The AMD Epyc 4344P is built on a 5nm manufacturing process and operates within a 65W thermal design power envelope, keeping energy draw relatively contained for a processor in this class. It supports the 64-bit instruction set and connects to the platform via PCIe 5, enabling high-bandwidth communication with compatible expansion devices. Integrated graphics are not included, so a discrete graphics solution is required for any display output.
The Epyc 4344P runs eight cores at a base frequency of 3.8GHz each, with 16 threads available for concurrent workloads, and can reach a turbo clock speed of 5.3GHz when conditions allow. The clock multiplier is set at 38 and cannot be adjusted, as the processor does not feature an unlocked multiplier. Cache is arranged across three levels: 512KB of L1 in total, 8MB of L2 at 1MB per core, and 32MB of L3 cache distributed at 4MB per core, providing a substantial pool of fast-access memory to help sustain throughput across demanding workloads.

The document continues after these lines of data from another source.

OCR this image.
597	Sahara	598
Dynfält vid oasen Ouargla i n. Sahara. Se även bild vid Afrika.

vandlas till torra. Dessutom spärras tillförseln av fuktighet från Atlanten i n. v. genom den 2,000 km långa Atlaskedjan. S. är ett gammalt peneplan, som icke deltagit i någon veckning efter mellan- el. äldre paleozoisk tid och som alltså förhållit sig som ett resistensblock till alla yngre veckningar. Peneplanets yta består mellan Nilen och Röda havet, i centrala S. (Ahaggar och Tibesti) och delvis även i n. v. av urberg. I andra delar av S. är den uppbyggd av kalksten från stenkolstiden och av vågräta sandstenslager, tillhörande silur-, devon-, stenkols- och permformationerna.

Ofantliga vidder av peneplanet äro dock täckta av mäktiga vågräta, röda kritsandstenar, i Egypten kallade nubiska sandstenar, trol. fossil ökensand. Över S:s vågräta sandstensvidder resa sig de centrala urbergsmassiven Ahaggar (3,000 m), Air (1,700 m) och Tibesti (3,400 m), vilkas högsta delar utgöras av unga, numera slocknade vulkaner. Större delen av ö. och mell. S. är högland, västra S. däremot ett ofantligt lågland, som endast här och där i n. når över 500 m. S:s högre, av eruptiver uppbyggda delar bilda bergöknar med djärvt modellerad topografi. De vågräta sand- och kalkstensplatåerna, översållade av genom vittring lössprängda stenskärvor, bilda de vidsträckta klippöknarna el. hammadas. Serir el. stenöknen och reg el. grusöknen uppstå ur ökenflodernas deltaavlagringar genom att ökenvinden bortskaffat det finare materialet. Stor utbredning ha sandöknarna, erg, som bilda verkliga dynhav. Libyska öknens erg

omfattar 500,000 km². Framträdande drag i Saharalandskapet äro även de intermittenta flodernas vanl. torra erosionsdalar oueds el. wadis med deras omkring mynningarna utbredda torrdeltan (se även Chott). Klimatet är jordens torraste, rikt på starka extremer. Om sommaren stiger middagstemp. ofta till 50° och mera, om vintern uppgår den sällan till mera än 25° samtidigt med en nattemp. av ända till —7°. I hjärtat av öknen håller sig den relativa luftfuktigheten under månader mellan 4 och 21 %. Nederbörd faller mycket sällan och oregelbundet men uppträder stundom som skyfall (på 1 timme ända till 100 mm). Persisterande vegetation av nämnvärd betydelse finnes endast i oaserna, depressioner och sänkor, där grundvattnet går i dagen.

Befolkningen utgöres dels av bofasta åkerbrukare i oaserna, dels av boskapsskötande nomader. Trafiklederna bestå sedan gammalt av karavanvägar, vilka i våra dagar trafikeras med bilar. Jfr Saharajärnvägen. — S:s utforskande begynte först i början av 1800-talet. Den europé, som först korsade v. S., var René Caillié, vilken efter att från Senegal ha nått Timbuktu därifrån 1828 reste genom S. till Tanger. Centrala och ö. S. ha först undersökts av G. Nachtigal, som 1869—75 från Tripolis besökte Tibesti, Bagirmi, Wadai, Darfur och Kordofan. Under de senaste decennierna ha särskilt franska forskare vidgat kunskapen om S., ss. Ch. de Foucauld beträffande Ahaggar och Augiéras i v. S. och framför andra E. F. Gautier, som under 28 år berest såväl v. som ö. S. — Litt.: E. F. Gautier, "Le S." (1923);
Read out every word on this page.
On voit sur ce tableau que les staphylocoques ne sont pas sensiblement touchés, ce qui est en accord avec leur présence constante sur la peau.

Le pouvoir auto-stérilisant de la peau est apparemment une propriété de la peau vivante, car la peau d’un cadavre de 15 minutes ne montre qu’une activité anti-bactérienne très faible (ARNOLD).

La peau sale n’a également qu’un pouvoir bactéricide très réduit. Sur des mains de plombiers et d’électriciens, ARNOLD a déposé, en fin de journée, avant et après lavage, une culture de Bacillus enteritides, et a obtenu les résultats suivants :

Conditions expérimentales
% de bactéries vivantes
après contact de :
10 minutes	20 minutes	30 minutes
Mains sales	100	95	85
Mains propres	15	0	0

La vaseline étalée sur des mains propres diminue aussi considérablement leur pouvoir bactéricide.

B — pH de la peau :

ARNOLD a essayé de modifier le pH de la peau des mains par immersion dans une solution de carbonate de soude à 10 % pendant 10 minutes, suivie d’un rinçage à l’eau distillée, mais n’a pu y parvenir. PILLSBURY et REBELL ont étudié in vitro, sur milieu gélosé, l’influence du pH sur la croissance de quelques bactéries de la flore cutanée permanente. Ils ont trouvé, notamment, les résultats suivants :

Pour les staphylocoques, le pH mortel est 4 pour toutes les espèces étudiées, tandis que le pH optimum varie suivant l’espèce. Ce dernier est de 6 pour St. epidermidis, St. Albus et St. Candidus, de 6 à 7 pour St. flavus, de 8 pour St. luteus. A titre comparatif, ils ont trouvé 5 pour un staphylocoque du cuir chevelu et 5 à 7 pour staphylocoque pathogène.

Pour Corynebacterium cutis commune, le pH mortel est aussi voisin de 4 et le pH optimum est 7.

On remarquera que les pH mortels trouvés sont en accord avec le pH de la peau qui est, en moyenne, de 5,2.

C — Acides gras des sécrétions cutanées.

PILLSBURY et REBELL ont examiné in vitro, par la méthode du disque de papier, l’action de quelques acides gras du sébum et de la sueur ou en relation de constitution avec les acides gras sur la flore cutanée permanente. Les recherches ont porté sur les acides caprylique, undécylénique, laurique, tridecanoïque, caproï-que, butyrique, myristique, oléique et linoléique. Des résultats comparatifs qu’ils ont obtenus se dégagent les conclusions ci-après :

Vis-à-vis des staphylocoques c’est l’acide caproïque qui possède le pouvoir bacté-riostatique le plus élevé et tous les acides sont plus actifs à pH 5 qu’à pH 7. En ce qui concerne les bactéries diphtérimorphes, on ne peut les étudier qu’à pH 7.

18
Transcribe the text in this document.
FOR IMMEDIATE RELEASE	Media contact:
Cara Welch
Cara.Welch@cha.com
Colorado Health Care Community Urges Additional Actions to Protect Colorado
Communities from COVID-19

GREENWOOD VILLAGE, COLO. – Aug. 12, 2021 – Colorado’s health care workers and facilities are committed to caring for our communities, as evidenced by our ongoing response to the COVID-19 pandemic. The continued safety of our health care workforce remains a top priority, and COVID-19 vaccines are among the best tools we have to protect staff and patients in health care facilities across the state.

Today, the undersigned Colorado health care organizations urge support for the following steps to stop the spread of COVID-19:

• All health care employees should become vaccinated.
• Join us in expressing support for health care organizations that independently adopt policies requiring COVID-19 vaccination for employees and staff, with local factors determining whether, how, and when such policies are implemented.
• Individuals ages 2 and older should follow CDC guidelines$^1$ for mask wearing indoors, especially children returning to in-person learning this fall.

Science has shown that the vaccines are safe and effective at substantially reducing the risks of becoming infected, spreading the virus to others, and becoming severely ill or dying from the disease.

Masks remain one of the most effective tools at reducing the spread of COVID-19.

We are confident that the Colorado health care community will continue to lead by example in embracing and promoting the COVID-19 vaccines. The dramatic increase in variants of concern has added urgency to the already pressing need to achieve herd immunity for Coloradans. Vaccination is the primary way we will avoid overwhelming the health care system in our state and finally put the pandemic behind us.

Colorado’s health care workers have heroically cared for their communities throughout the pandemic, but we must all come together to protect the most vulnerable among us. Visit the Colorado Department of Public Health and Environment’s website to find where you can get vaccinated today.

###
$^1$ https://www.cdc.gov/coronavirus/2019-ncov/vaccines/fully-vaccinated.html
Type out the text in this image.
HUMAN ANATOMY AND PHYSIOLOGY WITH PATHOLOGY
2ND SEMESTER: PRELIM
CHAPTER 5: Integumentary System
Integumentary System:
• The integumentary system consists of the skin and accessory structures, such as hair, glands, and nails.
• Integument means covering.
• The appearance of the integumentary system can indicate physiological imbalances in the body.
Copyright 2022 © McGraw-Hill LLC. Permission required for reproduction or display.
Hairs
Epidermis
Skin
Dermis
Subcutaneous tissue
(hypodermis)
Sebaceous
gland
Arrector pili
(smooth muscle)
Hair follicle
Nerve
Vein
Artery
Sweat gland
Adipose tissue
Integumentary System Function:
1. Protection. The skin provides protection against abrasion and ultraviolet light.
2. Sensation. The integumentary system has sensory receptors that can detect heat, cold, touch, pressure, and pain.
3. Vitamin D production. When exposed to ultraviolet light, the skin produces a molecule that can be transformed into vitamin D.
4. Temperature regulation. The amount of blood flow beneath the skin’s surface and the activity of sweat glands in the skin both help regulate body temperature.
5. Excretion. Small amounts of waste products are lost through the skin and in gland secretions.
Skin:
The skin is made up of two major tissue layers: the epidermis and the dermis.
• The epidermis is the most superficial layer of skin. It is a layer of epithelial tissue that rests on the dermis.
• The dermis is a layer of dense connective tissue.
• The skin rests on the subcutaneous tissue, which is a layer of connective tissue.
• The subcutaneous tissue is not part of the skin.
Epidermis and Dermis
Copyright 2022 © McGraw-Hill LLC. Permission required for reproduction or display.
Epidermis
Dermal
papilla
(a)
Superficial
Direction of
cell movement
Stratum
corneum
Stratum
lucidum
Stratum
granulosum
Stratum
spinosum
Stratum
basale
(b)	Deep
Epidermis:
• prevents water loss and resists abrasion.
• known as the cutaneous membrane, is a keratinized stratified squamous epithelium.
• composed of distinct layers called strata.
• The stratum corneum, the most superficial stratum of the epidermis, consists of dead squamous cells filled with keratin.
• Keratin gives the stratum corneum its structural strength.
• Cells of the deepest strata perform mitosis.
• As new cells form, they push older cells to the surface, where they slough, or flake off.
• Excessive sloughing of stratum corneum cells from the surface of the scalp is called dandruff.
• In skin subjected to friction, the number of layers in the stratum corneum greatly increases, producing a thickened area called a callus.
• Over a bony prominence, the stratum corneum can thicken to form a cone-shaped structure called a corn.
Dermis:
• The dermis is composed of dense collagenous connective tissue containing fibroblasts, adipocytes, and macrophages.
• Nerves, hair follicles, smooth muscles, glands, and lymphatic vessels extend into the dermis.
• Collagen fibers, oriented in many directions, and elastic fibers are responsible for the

The Epyc 4344P uses a DDR5 memory interface across two channels, supporting RAM speeds of up to 5200MHz and delivering a maximum memory bandwidth of 83.2 GB/s. The dual-channel configuration keeps the platform straightforward while still providing adequate throughput for server-oriented tasks. Notably, the processor supports ECC memory, which allows the system to detect and correct certain classes of memory errors — a standard requirement in environments where data integrity is a priority.
The Epyc 4344P supports a broad range of instruction sets, including AVX2, AES, and FMA3, alongside MMX, F16C, AVX, SSE 4.1, and SSE 4.2, covering vectorized computation, hardware-accelerated encryption, and fused multiply-add operations within a single platform. The processor also includes the NX bit, a hardware-level security feature that helps prevent certain types of malicious code execution by marking memory regions as non-executable.
In PassMark testing, the Epyc 4344P achieves a multi-core score of 33,690, reflecting its overall throughput across parallel workloads. The single-core result of 3,560 gives a sense of per-thread performance, while the overclocked PassMark score of 34,291 shows only a modest gain over the stock result, suggesting the processor is already running close to its performance ceiling under standard conditions.